The venerable Pattullo Bridge marks its 77th birthday this year and recent reports in Lower Mainland media suggest the old fellow is not in good shape.
“The Pattullo Bridge was opened in 1937,” said Sany Zein, director of infrastructure and network management for TransLink, which owns and operates the bridge.
“It’s showing its age and has a few challenges.”
Multiple recent reports indicate that the concrete in the bridge’s sidewalk is crumbling away from the support beams of the guardrails in many places.
Although there is scaffolding below the bridge, crumbling concrete can fall from the side of the bridge and hit vehicles or rail cars below.
Some of the welds holding the horizontal guard rail to the vertical support beams are crumbling, rusted or missing.
Zein said the Pattullo was designed according to 1930s standards and much has changed in bridge construction techniques since then.
“Its lanes are narrow, there are no shoulders and the sidewalks are sub-standard,” he said.
“And, it wasn’t designed to modern seismic standards. The bridge would be challenged by a moderate seismic event.”
One of the reasons for the bridge’s aches and pains is a recent increase in traffic, which rose by five to six per cent after the first tolls were introduced on the new Port Mann Bridge in December 2012.
Traffic went up another five per cent after the second toll increase came into effect in January 2014.
Base tolls are now $3 for small vehicles, $6 for medium vehicles and $9 for large vehicles.
“But, tolls aren’t the only possible reason for the increased traffic on the Pattullo,” Zein noted.
“Other variables, including economic and population growth in the region, need to be considered too.”
Zein said TransLink has been monitoring the condition of the steel and concrete on the bridge, as well as the number and depth of potholes.
TransLink has an annual repairs budget for the bridge of about $3 million.
The future of the Pattullo Bridge is unclear.
“It is possible that it might be rehabilitated, which would involve upgrading the bridge’s seismic resiliency and replacing the deck,” Zein said.
“The project would cost about $299 million.”
The rehabilitation project is in the design stage, and would be undertaken in 2015, 2016 and 2017.
The project, however, might be scaled back if TransLink and the municipalities of New Westminster, Surrey and Coquitlam agree to go ahead with the construction of a new bridge to replace the Pattullo.

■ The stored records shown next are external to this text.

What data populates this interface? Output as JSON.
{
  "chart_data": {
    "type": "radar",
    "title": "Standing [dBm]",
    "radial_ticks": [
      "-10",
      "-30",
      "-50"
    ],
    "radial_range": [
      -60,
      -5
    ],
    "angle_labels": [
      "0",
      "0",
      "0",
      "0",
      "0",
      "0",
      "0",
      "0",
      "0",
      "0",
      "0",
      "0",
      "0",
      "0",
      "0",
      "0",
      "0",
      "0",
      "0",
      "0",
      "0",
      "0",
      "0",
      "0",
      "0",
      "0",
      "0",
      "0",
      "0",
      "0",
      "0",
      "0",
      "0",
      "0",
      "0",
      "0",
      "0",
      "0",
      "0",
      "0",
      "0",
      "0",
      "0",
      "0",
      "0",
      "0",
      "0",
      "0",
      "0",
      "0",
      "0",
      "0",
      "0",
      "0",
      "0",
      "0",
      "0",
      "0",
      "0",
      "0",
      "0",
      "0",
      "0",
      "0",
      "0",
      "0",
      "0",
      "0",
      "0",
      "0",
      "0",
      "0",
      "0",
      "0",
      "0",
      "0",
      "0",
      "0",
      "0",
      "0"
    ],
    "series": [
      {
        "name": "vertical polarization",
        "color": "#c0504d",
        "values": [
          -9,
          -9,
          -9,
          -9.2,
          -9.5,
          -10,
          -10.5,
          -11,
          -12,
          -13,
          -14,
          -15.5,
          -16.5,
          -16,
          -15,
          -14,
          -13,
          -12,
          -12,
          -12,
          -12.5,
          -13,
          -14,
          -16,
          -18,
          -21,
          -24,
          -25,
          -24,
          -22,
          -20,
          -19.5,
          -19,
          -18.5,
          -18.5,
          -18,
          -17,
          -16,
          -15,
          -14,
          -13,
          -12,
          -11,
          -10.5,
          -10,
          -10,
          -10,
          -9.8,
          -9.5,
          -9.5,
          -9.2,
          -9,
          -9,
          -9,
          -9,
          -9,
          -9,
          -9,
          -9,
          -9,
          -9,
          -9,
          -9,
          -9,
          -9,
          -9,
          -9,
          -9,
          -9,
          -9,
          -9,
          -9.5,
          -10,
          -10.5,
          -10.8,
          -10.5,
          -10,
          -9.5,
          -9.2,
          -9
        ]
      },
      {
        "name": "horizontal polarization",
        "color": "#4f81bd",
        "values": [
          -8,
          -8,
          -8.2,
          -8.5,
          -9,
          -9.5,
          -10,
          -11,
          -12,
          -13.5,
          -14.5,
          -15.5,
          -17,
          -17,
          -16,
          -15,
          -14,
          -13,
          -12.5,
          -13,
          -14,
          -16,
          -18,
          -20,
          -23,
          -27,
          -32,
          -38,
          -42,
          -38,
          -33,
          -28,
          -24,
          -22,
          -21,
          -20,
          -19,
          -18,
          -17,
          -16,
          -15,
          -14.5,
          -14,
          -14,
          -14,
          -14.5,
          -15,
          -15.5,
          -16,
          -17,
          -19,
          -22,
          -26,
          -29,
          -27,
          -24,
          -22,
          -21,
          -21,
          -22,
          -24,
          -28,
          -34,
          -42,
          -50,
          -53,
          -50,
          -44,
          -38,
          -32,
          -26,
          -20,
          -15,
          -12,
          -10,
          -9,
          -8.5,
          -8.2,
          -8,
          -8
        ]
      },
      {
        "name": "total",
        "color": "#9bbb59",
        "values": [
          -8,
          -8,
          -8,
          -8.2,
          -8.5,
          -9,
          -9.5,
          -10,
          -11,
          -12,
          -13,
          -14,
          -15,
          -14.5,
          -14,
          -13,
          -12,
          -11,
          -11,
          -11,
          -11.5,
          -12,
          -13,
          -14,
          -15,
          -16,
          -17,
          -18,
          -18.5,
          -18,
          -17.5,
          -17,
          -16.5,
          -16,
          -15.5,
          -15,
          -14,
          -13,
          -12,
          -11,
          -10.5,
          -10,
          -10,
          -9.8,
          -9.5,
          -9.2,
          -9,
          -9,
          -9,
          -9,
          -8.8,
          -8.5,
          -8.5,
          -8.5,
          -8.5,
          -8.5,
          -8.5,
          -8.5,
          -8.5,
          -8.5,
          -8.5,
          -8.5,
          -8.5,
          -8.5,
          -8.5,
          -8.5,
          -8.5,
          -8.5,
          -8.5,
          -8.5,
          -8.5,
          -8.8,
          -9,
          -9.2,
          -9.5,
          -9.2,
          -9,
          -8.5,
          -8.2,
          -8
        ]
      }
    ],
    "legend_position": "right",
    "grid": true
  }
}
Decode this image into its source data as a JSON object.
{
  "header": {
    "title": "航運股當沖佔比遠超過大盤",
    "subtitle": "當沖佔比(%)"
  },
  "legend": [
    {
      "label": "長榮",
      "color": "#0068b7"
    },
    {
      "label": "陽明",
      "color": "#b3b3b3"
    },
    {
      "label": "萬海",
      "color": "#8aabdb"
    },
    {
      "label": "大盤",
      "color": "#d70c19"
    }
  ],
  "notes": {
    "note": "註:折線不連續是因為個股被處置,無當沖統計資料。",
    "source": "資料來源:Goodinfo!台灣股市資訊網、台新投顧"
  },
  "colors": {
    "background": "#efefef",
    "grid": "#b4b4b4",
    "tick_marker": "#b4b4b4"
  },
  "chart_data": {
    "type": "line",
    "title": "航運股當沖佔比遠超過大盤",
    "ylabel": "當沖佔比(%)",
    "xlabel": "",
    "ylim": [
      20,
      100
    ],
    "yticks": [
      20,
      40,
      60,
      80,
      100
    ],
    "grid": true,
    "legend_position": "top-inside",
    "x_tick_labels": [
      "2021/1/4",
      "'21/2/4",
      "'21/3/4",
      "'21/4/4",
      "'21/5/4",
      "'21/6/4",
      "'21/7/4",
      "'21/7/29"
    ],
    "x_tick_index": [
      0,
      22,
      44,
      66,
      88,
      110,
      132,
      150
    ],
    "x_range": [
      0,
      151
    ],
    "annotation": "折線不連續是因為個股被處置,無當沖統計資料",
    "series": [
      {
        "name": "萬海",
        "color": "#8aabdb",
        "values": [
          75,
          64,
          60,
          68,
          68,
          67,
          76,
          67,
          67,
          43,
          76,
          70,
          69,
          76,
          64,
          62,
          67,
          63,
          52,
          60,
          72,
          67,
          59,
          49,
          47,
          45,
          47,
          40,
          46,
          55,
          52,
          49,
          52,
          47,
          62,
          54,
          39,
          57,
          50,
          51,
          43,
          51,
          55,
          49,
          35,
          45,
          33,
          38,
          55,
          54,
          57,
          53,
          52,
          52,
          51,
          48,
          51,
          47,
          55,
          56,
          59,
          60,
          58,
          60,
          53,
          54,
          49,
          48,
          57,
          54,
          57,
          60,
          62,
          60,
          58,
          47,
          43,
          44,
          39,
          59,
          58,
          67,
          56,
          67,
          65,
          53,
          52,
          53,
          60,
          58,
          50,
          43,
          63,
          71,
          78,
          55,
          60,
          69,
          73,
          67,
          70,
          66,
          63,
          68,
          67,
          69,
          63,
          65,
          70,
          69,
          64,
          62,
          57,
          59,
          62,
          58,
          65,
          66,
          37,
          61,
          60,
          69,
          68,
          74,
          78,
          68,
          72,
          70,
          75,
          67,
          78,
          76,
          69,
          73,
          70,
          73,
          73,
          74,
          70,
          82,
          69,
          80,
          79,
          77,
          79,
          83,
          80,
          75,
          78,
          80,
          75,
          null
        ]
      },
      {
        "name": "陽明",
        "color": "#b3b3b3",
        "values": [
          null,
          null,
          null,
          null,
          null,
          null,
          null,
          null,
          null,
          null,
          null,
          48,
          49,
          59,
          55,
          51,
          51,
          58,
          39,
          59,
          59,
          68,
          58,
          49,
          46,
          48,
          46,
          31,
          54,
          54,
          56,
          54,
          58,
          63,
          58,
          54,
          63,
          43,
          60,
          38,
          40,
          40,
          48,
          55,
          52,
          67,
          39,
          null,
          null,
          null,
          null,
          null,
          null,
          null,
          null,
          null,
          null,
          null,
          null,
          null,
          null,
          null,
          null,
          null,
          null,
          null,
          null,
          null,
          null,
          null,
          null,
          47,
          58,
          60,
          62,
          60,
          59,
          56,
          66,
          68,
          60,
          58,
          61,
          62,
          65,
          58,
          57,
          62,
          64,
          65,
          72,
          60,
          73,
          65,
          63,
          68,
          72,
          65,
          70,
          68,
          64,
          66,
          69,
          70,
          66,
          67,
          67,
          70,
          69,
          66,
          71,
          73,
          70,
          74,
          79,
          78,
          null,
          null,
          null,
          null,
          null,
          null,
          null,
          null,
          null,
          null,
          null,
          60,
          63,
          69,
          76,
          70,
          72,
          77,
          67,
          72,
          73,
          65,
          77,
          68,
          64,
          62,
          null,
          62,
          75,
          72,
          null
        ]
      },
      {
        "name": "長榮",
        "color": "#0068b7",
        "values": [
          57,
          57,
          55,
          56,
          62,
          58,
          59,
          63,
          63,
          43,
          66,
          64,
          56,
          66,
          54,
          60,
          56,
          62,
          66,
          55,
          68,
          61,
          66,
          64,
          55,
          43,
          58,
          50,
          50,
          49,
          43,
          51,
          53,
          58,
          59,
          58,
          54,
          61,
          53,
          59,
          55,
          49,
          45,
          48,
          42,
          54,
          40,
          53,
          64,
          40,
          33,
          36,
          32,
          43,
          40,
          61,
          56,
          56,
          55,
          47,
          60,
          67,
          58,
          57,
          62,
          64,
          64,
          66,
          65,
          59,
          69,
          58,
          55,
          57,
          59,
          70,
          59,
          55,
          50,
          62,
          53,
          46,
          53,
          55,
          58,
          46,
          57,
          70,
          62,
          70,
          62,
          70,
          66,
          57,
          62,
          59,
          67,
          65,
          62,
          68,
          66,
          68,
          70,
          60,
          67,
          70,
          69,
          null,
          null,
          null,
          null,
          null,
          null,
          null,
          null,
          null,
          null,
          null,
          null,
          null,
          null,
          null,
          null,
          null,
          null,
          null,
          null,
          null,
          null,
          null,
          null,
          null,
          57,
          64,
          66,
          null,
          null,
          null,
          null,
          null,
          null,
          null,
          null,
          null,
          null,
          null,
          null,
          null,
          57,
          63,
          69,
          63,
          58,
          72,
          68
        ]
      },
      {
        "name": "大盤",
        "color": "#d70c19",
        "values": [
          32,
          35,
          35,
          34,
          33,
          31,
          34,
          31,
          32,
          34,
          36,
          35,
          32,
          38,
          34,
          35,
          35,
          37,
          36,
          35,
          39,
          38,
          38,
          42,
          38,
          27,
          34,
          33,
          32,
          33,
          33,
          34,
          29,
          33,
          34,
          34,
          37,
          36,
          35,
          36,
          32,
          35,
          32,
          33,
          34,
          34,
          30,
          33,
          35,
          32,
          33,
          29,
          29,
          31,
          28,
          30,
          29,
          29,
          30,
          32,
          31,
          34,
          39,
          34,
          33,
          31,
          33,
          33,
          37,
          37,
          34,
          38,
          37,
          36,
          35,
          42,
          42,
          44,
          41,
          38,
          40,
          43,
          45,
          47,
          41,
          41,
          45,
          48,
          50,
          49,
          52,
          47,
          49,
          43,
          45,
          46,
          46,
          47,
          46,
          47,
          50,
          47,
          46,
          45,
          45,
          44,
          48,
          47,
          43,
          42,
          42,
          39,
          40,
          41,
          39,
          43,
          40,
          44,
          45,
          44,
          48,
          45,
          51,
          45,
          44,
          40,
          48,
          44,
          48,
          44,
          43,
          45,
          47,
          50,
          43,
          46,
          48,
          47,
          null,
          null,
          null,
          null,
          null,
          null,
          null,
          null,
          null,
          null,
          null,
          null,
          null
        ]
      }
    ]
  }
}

What actually happens will be determined not only by engineering considerations, but also by politics.
In February 2014, The Ministry of Transportation said it was willing to fund one-third of the cost of replacing the Pattullo.
The catch is that the cities need to come to an agreement to replace the bridge, instead of rehabilitating it, and it is uncertain if there will be a meeting of the minds.
David Harvey, senior structural specialist at Associated Engineering, said the Pattullo was one of the first bridges across the Fraser River.
“It has an arched main span, with steel truss approach spans,” he said.
“It was a common bridge construction technique in the 1930s.”
Harvey said much of what makes up contemporary bridge engineering was unknown 75 years ago.
“Materials are generally stronger and more durable,” he said.
“Components and fabrications are superior and more sophisticated. Construction equipment is more effective. For example, we can install larger and stronger piles to support the foundations.”
Modern bridge engineering can also produce much better designs, which are well suited to the anticipated loads.
“For example, (there can be) improved resistance to ship impact, river scour and earthquakes,” Harvey said.
He added that a replacement for the Pattullo Bridge would most likely be a cable-stayed structure, not unlike the adjacent Skybridge, which is the longest cable-stayed transit-only bridge in the world.
“Skybridge has a high percentage of concrete,” he said.
“The only steel is in the cables. But, it’s impossible to say how much concrete a replacement for the Pattullo might have.”
Dr. Nemkumar Banthia, a specialist in materials engineering in the University of British Columbia’s civil engineering department, said the concrete used in structures built in the 1930s cracks more easily, which lets in chlorides that corrode the steel reinforcements in concrete.
“Contemporary high-performance concrete, in contrast, has a different composition that is more resistant to cracking and is denser, which keeps out corrosion-causing chlorides,” he said.